Audio-visual Synchrony
Published on 3 Feb 2007 at 1:11 am.
1 Comment.
Filed under Neuroscience, Research.
Today our Physics Department had the pleasure of a visit by Lucas Parra who spoke to us about his recent work in Brain-Computer Interface. During our visit he told me something quite remarkable. I had known that the processing time of the human auditory system was actually different than the processing time of the human visual processing. This leads to some difficulties when one tries to imagine how the brain connects a visual stimulus to a sound stimulus. However, Lucas explained that the audio-visual asynchrony for speech is actually variable with the brain able to tolerate auditory delays up to a couple hundred milliseconds without the subject noticing the time difference.
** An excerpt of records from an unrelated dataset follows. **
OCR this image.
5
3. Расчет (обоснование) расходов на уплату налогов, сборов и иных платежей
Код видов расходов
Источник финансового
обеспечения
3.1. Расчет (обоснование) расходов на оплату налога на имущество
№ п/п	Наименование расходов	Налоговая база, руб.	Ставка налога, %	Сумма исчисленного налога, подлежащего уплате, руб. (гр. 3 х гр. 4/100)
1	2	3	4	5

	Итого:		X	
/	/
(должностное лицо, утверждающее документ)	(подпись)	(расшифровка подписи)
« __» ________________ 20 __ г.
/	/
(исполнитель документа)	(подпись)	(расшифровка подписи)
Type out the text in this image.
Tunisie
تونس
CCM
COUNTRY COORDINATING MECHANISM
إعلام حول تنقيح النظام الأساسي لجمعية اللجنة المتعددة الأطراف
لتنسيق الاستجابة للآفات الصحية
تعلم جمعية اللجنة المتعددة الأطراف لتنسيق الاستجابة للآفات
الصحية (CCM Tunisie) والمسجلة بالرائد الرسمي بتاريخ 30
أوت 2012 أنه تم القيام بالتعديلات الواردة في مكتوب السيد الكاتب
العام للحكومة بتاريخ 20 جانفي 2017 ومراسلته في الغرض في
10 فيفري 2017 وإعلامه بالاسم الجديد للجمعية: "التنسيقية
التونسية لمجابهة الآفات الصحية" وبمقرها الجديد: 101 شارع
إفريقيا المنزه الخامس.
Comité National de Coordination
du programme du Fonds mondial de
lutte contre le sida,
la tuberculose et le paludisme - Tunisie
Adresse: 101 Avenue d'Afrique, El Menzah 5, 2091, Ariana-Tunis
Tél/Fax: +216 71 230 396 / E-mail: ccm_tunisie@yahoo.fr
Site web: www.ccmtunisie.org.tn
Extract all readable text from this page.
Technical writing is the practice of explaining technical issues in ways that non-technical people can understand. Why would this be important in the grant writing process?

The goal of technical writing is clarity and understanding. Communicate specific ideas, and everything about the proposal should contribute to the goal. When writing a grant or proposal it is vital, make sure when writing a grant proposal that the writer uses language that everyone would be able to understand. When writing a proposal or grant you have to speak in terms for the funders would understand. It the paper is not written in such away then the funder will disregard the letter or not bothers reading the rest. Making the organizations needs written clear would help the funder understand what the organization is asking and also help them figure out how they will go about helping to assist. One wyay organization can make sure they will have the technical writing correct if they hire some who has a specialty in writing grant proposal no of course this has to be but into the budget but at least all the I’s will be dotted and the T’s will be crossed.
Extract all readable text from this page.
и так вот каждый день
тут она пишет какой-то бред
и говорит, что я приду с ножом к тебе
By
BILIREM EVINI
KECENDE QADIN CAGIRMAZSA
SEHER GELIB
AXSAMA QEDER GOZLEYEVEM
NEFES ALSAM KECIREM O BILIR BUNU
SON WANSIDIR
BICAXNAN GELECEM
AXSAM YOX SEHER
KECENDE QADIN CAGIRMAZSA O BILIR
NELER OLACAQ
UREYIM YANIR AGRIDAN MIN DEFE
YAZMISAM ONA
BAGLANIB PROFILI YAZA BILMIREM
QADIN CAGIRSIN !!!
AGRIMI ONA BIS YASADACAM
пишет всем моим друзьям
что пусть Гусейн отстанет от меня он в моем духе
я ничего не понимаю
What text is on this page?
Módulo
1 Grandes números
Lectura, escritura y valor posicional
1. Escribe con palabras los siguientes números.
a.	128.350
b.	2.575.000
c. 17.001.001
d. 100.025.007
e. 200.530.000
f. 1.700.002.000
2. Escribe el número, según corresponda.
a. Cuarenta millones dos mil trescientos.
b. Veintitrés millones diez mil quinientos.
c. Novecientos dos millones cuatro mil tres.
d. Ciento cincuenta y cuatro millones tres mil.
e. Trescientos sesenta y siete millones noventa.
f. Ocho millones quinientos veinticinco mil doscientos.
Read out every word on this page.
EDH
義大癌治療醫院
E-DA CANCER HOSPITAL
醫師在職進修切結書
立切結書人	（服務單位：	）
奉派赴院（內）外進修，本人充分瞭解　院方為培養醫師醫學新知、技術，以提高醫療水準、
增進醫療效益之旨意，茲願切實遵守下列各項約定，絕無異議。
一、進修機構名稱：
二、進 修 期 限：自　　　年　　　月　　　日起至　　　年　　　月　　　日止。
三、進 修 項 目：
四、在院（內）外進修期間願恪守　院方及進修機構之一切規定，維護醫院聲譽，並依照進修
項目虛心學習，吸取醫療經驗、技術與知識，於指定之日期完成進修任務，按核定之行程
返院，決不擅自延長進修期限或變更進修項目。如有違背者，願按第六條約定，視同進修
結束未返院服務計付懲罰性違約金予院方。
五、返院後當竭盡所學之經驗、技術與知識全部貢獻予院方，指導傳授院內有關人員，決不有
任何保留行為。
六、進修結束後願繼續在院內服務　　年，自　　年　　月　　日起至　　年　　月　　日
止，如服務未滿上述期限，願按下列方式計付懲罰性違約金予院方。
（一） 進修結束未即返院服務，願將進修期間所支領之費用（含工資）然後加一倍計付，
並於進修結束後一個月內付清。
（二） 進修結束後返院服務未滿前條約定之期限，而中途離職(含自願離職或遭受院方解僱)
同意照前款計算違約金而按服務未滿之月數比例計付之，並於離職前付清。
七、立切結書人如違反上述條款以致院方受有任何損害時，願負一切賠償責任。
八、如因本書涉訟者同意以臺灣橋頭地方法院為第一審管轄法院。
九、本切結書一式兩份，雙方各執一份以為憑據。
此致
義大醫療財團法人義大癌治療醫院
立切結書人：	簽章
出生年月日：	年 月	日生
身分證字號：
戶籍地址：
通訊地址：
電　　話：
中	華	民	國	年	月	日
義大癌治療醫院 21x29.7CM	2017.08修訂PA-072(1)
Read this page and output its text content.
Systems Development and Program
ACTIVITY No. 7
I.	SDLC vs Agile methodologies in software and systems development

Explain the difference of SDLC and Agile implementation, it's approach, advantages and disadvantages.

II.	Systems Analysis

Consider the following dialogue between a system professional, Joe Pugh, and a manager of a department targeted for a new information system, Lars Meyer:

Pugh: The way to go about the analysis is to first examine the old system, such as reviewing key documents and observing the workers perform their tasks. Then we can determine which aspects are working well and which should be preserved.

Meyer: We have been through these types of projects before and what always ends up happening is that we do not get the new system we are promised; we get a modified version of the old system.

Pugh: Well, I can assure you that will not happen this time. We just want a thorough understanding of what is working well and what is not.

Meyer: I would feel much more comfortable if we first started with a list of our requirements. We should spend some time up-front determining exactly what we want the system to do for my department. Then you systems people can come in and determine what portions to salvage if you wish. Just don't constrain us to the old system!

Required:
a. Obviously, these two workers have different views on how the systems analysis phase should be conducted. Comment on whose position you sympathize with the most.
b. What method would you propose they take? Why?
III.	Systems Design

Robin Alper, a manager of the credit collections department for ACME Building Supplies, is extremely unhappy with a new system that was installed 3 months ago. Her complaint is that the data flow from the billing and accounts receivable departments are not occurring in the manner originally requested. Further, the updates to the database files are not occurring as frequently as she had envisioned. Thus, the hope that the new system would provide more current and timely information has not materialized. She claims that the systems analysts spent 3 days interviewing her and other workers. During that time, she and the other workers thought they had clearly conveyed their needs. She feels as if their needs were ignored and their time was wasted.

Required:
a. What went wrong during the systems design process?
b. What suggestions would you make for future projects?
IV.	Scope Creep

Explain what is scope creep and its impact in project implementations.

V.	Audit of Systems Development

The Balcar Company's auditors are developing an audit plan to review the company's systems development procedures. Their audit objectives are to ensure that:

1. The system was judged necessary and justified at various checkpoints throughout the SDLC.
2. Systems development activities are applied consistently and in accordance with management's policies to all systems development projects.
I looked into this and found a paper by Grant, Wassenhove, and Poeppel titled “Discrimination of Auditory-Visual Synchrony“, which describes that time delays in the auditory stimulus with respect to the visual stimulus of -40 milliseconds to 240 milliseconds were not noticed by the subject. Apparently a visual speech stimulus (lips moving) and its associated auditory speech stimulus do not have to be so precisely timed for a person to perceive them as synchronous.
When you think about this, you realize that our perceptual processing must be this way. Light travels about one million times faster than sound. More specifically, light travels about 1 foot per nanosecond, whereas sound travels about a foot a millisecond. If a person is 20 feet away from you, the sound is delayed by 20 milliseconds with respect to the visual stimulus. This effect is more pronounced when the subject is 100 feet away, which leads to a 100 millisecond delay. To accomodate the slow speed of sound with respect to the speed of light, and the fact that sound sources can be located at varying distances from the perceiver, the brain must be able to accomodate sound delays on the order of hundreds of milliseconds. This reasoning explains why the brain works this way. However. it now remains to explain how this dynamic processing is implemented.
Last, the time delay in the other direction (-40 milliseconds) can be understood by realizing that a speech syllable is on the order of 40 milliseconds in length. Since a syllable is a basic unit of speech sound, it would make sense that some processing time on the order of the duration of a syllable needs to be accomodated.
Kevin H Knuth
Albany NY

Anita on 3 Feb 2007 at 11:50 am: 1
I’m still waking on this Saturday morn, but this puts me in the mind of the training I had that summer I taught reading classes. We tried to help students get past the subvocalization impulse (a holdover of the sustained-silent reading phase of learning to read) and rely on their visual intake text. I have no idea if the science was sound, but it worked.
Back to the coffee and the bad Val Kilmer movie on the telly!